Ling 431/631: Corpus Linguistics
Ben Bergen
Meeting 13: Encoding schemes and part-of-speech tagging
November 26, 2007
General
Remaining questions on the Python labs?
Other linguistics-specific python resources
Rob Malouf's class on computational corpus linguistics [http://www-rohan.sdsu.edu/~malouf/ling571.html#lectures]
Natural Language Toolkit [http://nltk.sourceforge.net/index.php/Main_Page] includes the following software modules (over 50k lines of Python code):
Corpus readers: interfaces to many Corpora
Tokenizers: whitespace, newline, blankline, word, wordpunct, treebank, sexpr, regexp, Punkt sentence segmenter
Taggers: regexp, n-gram, backoff, Brill, HMM
Parsers: recursive descent, shift-reduce, chunk, chart, feature-based, probabilistic,
Semantic interpretation: untyped lambda calculus, first-order models, parser interface
Miscellaneous: feature detection, unification, chatbots, many utilities
Use it [and comment it] or lose it!
Encoding
There are a lot of different character encoding standards. If you're using something akin to the English system [Roman characters], one of the standards, like ISO Latin-1 will work [that's usually the default]. But for other systems, like IPA or other text systems, unicode is the way to go.
Unicode [also known as ISO 10646]
A "universal" character encoding standard that assigns one code to any character [e.g. U+00FC, which is 'ü']. Note that these codes define characters, not glyphs. You also need a unicode font [freely downloadable] and a program [like a browser or a word processing program] to convert the character representations into squiggles.

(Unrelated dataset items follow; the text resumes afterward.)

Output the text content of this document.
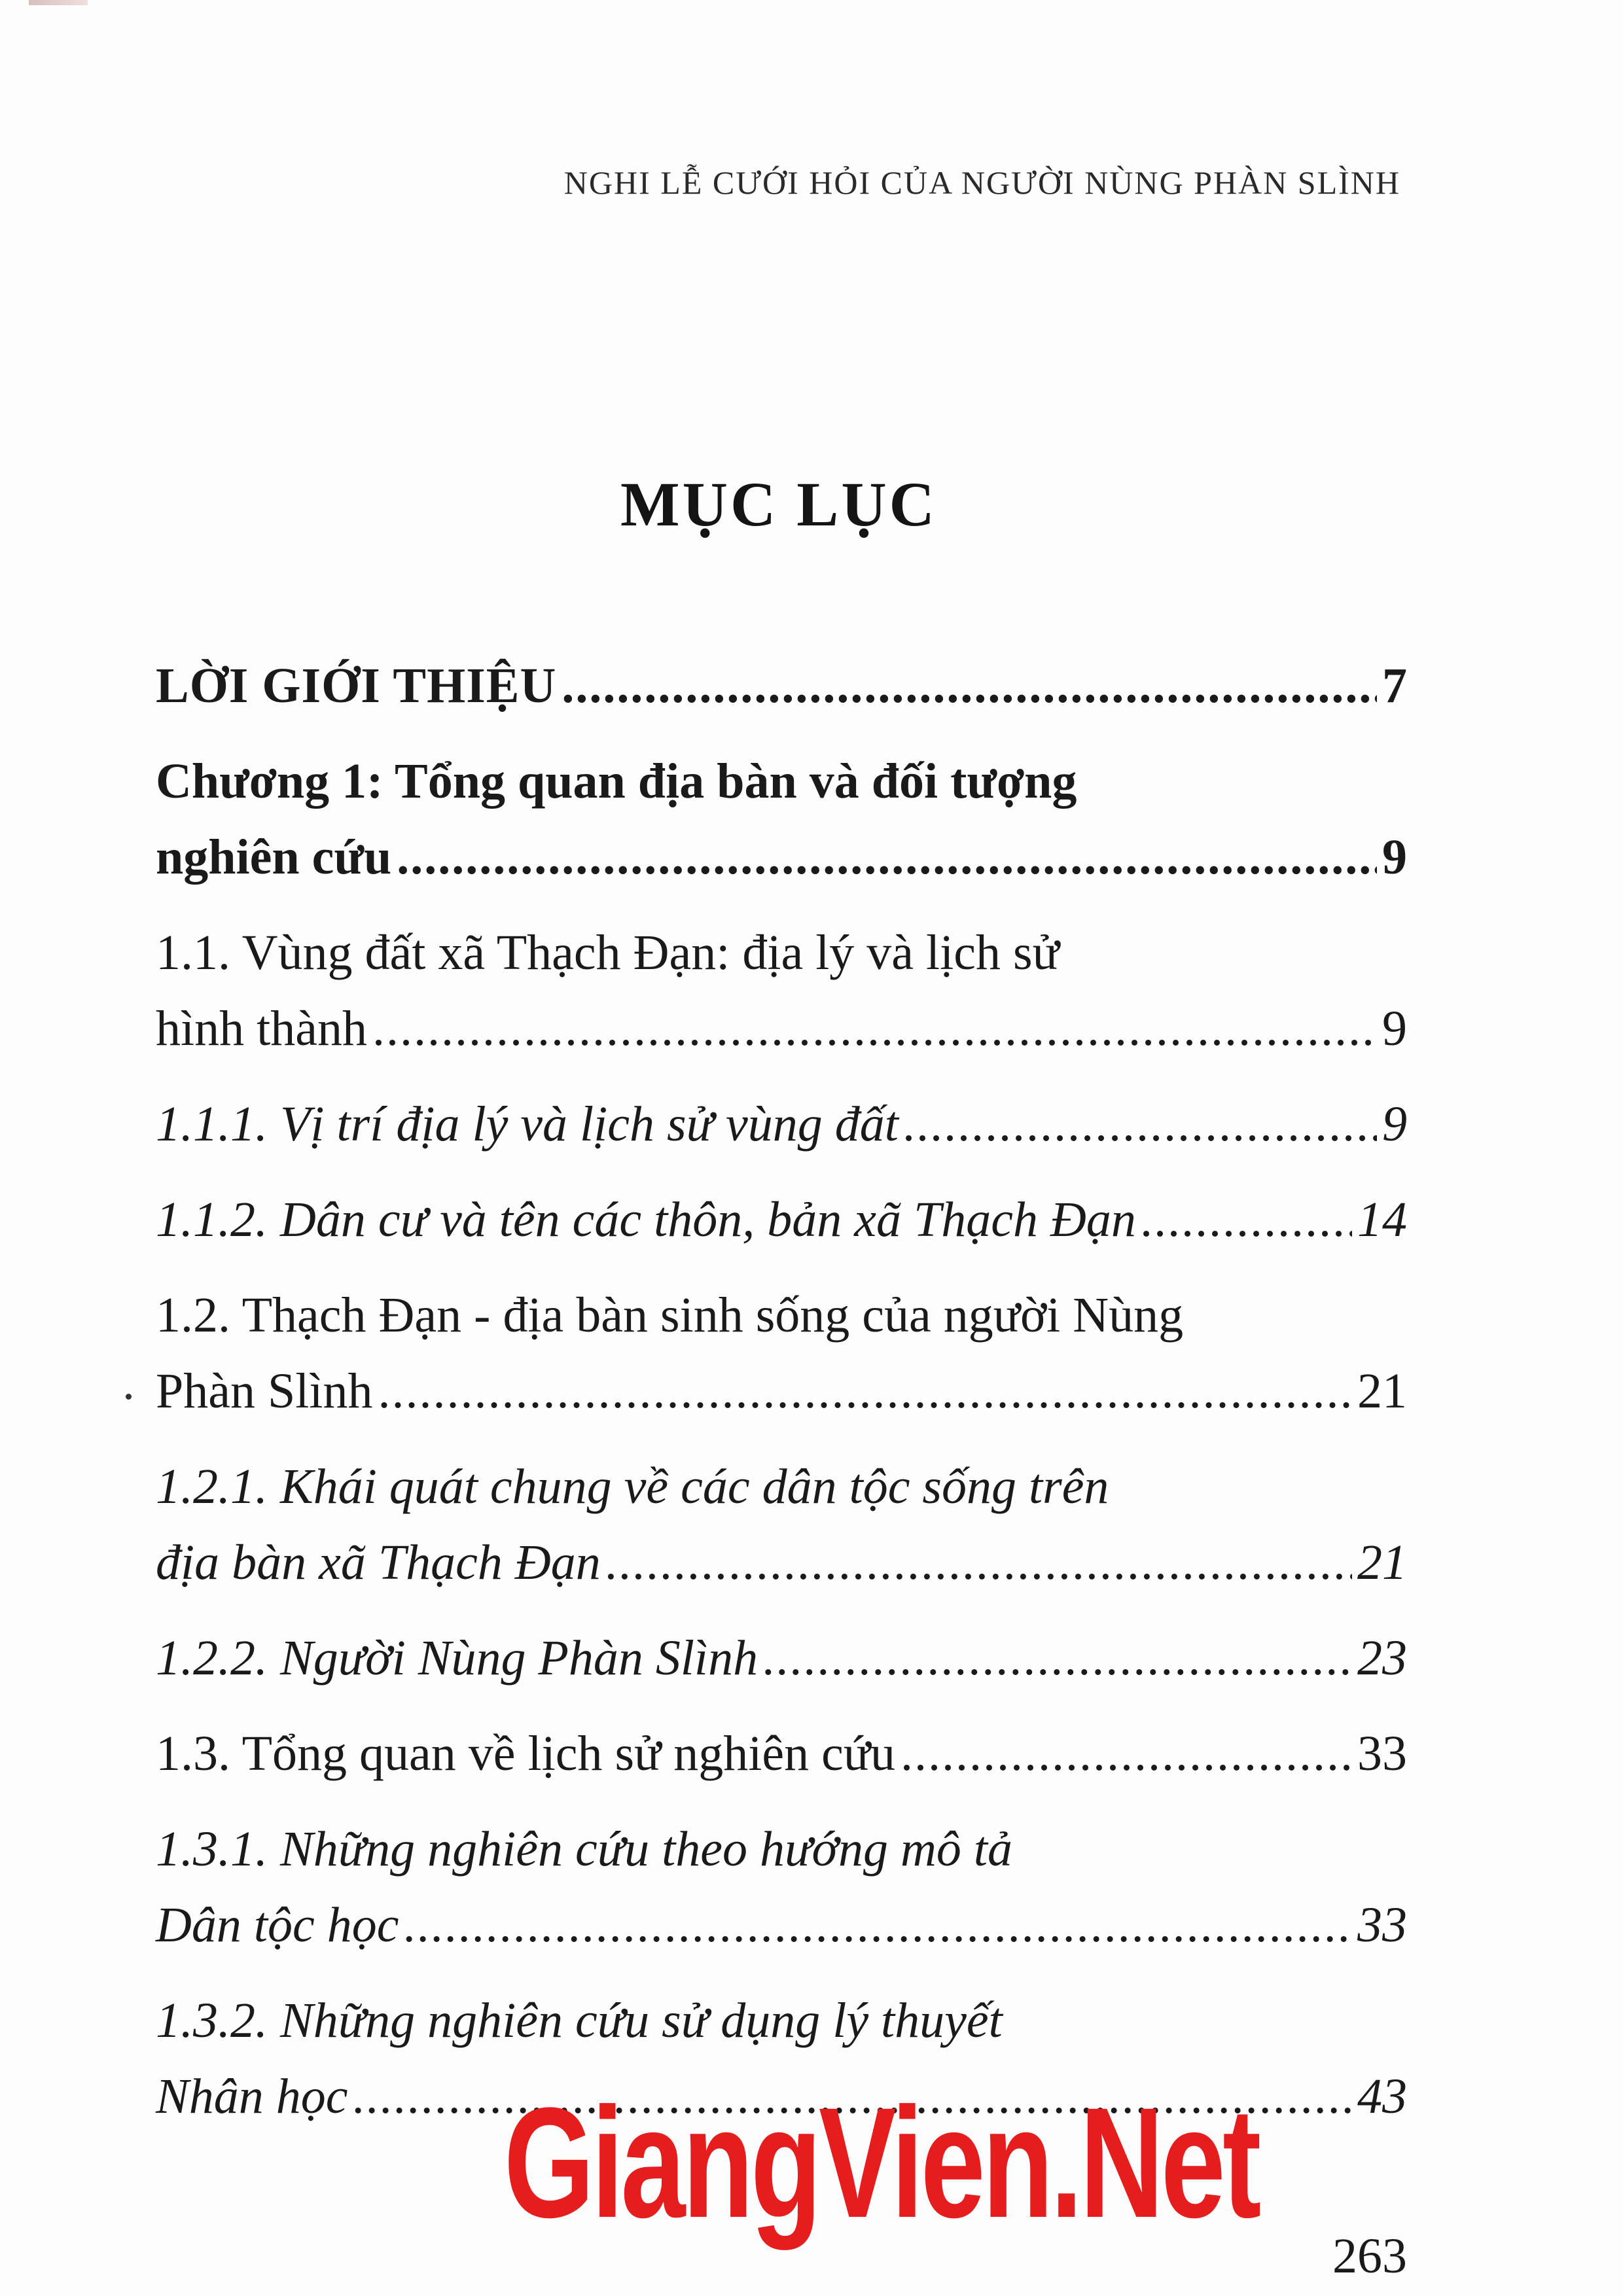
NGHI LỄ CƯỚI HỎI CỦA NGƯỜI NÙNG PHÀN SLÌNH
MỤC LỤC
LỜI GIỚI THIỆU .....	7
Chương 1: Tổng quan địa bàn và đối tượng
nghiên cứu .....	9
1.1. Vùng đất xã Thạch Đạn: địa lý và lịch sử
hình thành .....	9
1.1.1. Vị trí địa lý và lịch sử vùng đất .....	9
1.1.2. Dân cư và tên các thôn, bản xã Thạch Đạn .....	14
1.2. Thạch Đạn - địa bàn sinh sống của người Nùng
Phàn Slình .....	21
1.2.1. Khái quát chung về các dân tộc sống trên
địa bàn xã Thạch Đạn .....	21
1.2.2. Người Nùng Phàn Slình .....	23
1.3. Tổng quan về lịch sử nghiên cứu .....	33
1.3.1. Những nghiên cứu theo hướng mô tả
Dân tộc học .....	33
1.3.2. Những nghiên cứu sử dụng lý thuyết
Nhân học .....	43
GiangVien.Net
263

Has defined regions for different scripts, and lots of room to define your own for local use
Can be produced in recent versions of Word, OpenOffice, Netscape Composer, and others
Can be searched in TextSTAT
You use unicode just like you would any other standard. For instance, in TextStat, if a file you add to your corpus is in unicode, you can search for characters in it by typing (or pasting) them into the pattern definition. In Word, certain fonts, like Arial Unicode MS support unicode, and you can use them to create texts in unicode for your corpus if you like.
Part-of-speech tagging
We built a primitive part-of-speech tagger, that worked under the conditions that
All words of the language were known
Each fell into non-overlapping part of speech categories
There were no homonyms crossing parts of speech.

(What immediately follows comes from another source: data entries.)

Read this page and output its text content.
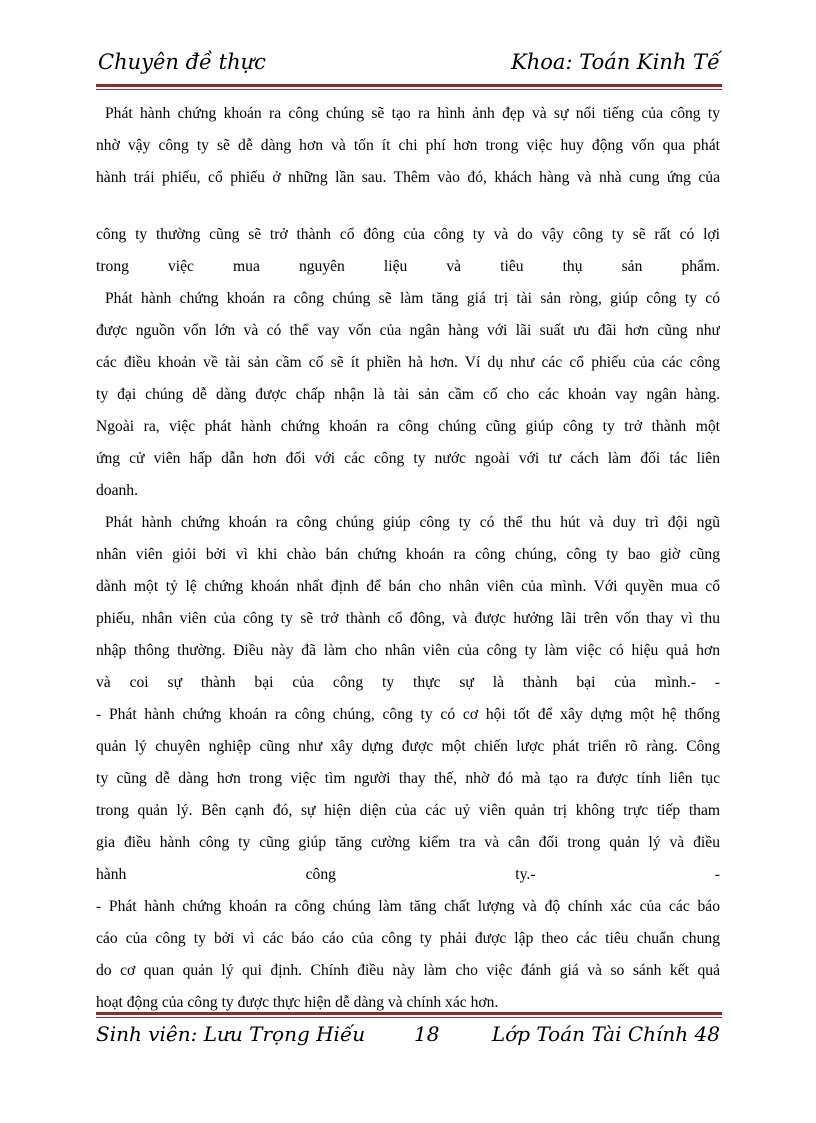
Chuyên đề thực	Khoa: Toán Kinh Tế
Phát hành chứng khoán ra công chúng sẽ tạo ra hình ảnh đẹp và sự nổi tiếng của công ty
nhờ vậy công ty sẽ dễ dàng hơn và tốn ít chi phí hơn trong việc huy động vốn qua phát
hành trái phiếu, cổ phiếu ở những lần sau. Thêm vào đó, khách hàng và nhà cung ứng của
công ty thường cũng sẽ trở thành cổ đông của công ty và do vậy công ty sẽ rất có lợi
trong việc mua nguyên liệu và tiêu thụ sản phẩm.
Phát hành chứng khoán ra công chúng sẽ làm tăng giá trị tài sản ròng, giúp công ty có
được nguồn vốn lớn và có thể vay vốn của ngân hàng với lãi suất ưu đãi hơn cũng như
các điều khoản về tài sản cầm cố sẽ ít phiền hà hơn. Ví dụ như các cổ phiếu của các công
ty đại chúng dễ dàng được chấp nhận là tài sản cầm cố cho các khoản vay ngân hàng.
Ngoài ra, việc phát hành chứng khoán ra công chúng cũng giúp công ty trở thành một
ứng cử viên hấp dẫn hơn đối với các công ty nước ngoài với tư cách làm đối tác liên
doanh.
Phát hành chứng khoán ra công chúng giúp công ty có thể thu hút và duy trì đội ngũ
nhân viên giỏi bởi vì khi chào bán chứng khoán ra công chúng, công ty bao giờ cũng
dành một tỷ lệ chứng khoán nhất định để bán cho nhân viên của mình. Với quyền mua cổ
phiếu, nhân viên của công ty sẽ trở thành cổ đông, và được hưởng lãi trên vốn thay vì thu
nhập thông thường. Điều này đã làm cho nhân viên của công ty làm việc có hiệu quả hơn
và coi sự thành bại của công ty thực sự là thành bại của mình.- -
- Phát hành chứng khoán ra công chúng, công ty có cơ hội tốt để xây dựng một hệ thống
quản lý chuyên nghiệp cũng như xây dựng được một chiến lược phát triển rõ ràng. Công
ty cũng dễ dàng hơn trong việc tìm người thay thế, nhờ đó mà tạo ra được tính liên tục
trong quản lý. Bên cạnh đó, sự hiện diện của các uỷ viên quản trị không trực tiếp tham
gia điều hành công ty cũng giúp tăng cường kiểm tra và cân đối trong quản lý và điều
hành công ty.- -
- Phát hành chứng khoán ra công chúng làm tăng chất lượng và độ chính xác của các báo
cáo của công ty bởi vì các báo cáo của công ty phải được lập theo các tiêu chuẩn chung
do cơ quan quản lý qui định. Chính điều này làm cho việc đánh giá và so sánh kết quả
hoạt động của công ty được thực hiện dễ dàng và chính xác hơn.
Sinh viên: Lưu Trọng Hiếu 18	Lớp Toán Tài Chính 48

In principle, for some languages these assumptions might be reasonable. [Like Esperanto?] For most languages, they are not. So part-of-speech taggers have to be a little more sophisticated than the ones you built.
Some decisions:
How fine are the part-of-speech classes? Just four? Or all the ones in the BNC? Or more?

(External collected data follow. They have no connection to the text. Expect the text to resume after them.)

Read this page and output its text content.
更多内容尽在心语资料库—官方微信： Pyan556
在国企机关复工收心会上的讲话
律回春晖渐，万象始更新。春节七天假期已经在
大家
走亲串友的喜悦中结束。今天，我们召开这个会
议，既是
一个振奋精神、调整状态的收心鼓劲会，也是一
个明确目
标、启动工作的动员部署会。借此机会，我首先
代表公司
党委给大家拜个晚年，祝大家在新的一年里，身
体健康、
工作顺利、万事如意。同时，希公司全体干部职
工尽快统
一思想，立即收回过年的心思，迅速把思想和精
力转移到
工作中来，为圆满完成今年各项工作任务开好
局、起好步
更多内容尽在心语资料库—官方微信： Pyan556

Linguistic rules or statistical generalizations [or both]?
If rule-based, phrase-structural [probably not] or dependency-based [probably]?
The basic structure of part-of-speech taggers:
First, check the lexicon, which has a part-of-speech tag [or set of tags] associated with wordforms. This can get very big, so it helps to generate this automatically, on the basis of a part-of-speech tagged corpus. Also, it might include multi-word words, like 'out of' or 'Super Bowl'.
If you don't find the word, perform a morphological analysis - check for endings and see whether stripping them yields a word that is in the lexicon and can take this ending.
If you do find the word, and it has a single part of speech associated with it, you're done.
If you find the word and it has multiple possible parts of speech, then you need to disambiguate.
Then disambiguate. Disambiguation usually uses a probability matrix design. Basically, if you have a large, part-of-speech tagged corpus of a language, you can calculate the probability that any given part of speech will occur in the neighborhood of any other part of speech, for example that a noun will occur after a determiner, or before a verb. Any grammatically ambiguous word has a matrix of probabilities associated with the others words around it [and their parts of speech].
The upshot is that the more ambiguity, the more it helps to have a hand-tagged corpus to use as the basis for automation of components of tagging.